Bericht über meinen Einsatz am SKMH (Sektion Nepal) im März 2024
Dr. Christiane Bär-Benzing
Seit 2011 bin ich 1 – 2 Mal pro Jahr als Anästhesistin am SKMH tätig – nun zum 17. Mal.
Deshalb sind mir die örtlichen Gegebenheiten, die Entwicklung des Hospitals, die Bedingungen vor Ort und auch die nepalesische Kultur inzwischen sehr vertraut. Ebenso habe ich im Lauf der Jahre nepalesische Freund-innen gewonnen.
Das Sushma Koirala Memorial Hospital ist nach wie vor ein Vorzeigeprojekt bezüglich Hilfe zur Selbsthilfe.
Man kann bei jedem Aufenthalt Fortschritte feststellen.
Anfänglich reisten Interplast-Mitglieder aus allen medizinischen Bereichen wie auch Techniker und Ingenieure mit Instrumenten, Werkzeug, Wissen und Erfahrung nach Nepal, um das Hospital aufzubauen und die nepalesischen Kollegen auszubilden und zu unterstützen.
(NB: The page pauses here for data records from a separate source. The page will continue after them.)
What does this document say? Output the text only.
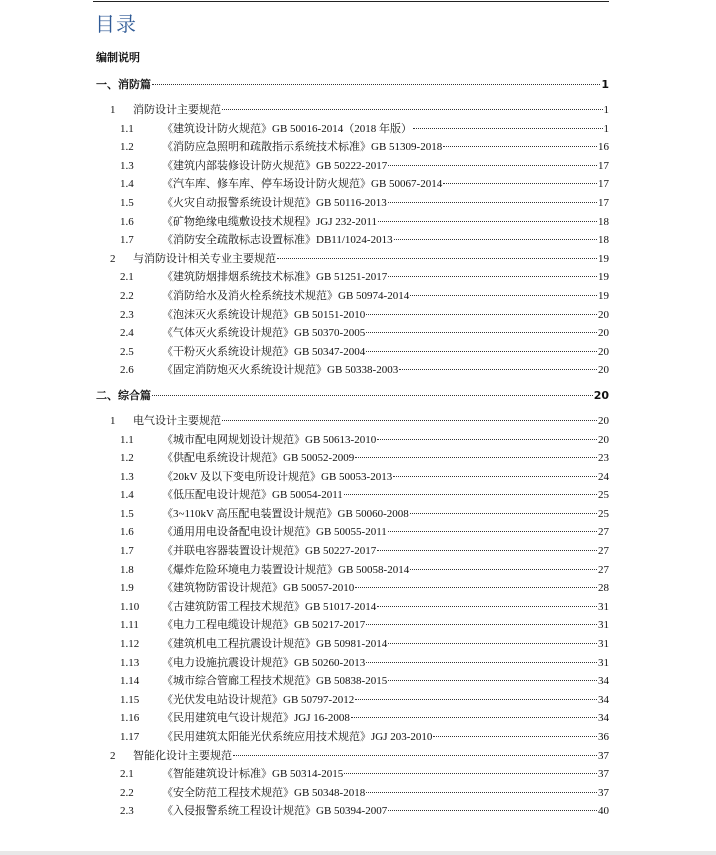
目录
编制说明
一、消防篇	1
1	消防设计主要规范	1
1.1	《建筑设计防火规范》GB 50016-2014（2018 年版）	1
1.2	《消防应急照明和疏散指示系统技术标准》GB 51309-2018	16
1.3	《建筑内部装修设计防火规范》GB 50222-2017	17
1.4	《汽车库、修车库、停车场设计防火规范》GB 50067-2014	17
1.5	《火灾自动报警系统设计规范》GB 50116-2013	17
1.6	《矿物绝缘电缆敷设技术规程》JGJ 232-2011	18
1.7	《消防安全疏散标志设置标准》DB11/1024-2013	18
2	与消防设计相关专业主要规范	19
2.1	《建筑防烟排烟系统技术标准》GB 51251-2017	19
2.2	《消防给水及消火栓系统技术规范》GB 50974-2014	19
2.3	《泡沫灭火系统设计规范》GB 50151-2010	20
2.4	《气体灭火系统设计规范》GB 50370-2005	20
2.5	《干粉灭火系统设计规范》GB 50347-2004	20
2.6	《固定消防炮灭火系统设计规范》GB 50338-2003	20
二、综合篇	20
1	电气设计主要规范	20
1.1	《城市配电网规划设计规范》GB 50613-2010	20
1.2	《供配电系统设计规范》GB 50052-2009	23
1.3	《20kV 及以下变电所设计规范》GB 50053-2013	24
1.4	《低压配电设计规范》GB 50054-2011	25
1.5	《3~110kV 高压配电装置设计规范》GB 50060-2008	25
1.6	《通用用电设备配电设计规范》GB 50055-2011	27
1.7	《并联电容器装置设计规范》GB 50227-2017	27
1.8	《爆炸危险环境电力装置设计规范》GB 50058-2014	27
1.9	《建筑物防雷设计规范》GB 50057-2010	28
1.10	《古建筑防雷工程技术规范》GB 51017-2014	31
1.11	《电力工程电缆设计规范》GB 50217-2017	31
1.12	《建筑机电工程抗震设计规范》GB 50981-2014	31
1.13	《电力设施抗震设计规范》GB 50260-2013	31
1.14	《城市综合管廊工程技术规范》GB 50838-2015	34
1.15	《光伏发电站设计规范》GB 50797-2012	34
1.16	《民用建筑电气设计规范》JGJ 16-2008	34
1.17	《民用建筑太阳能光伏系统应用技术规范》JGJ 203-2010	36
2	智能化设计主要规范	37
2.1	《智能建筑设计标准》GB 50314-2015	37
2.2	《安全防范工程技术规范》GB 50348-2018	37
2.3	《入侵报警系统工程设计规范》GB 50394-2007	40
Inzwischen wird das Hospital in allen Bereichen durch einheimische Mitarbeiter betrieben, einige möchte ich erwähnen:
Dr. Santosh Bandhari ist als plastischer Chirurg der Ärztliche Direktor des Hospitals und wird von seiner Vertreterin Dr. Rojina Shilpakar unterstützt, die sich durch ihre Zusammenarbeit mit der gemeinnützigen Organisation „ Interburns“ einen internationalen Ruf bezüglich der Behandlung und von Verbrennungen erworben hat.
Dr. Manohar Yadav ist vorwiegend in der Spaltchirurgie tätig, er genoss eine hervorragende Ausbildung durch Mund-Kiefer-Gesichtschirurgen von Interplast, sodass er nun selbstständig mit guten Ergebnissen operiert.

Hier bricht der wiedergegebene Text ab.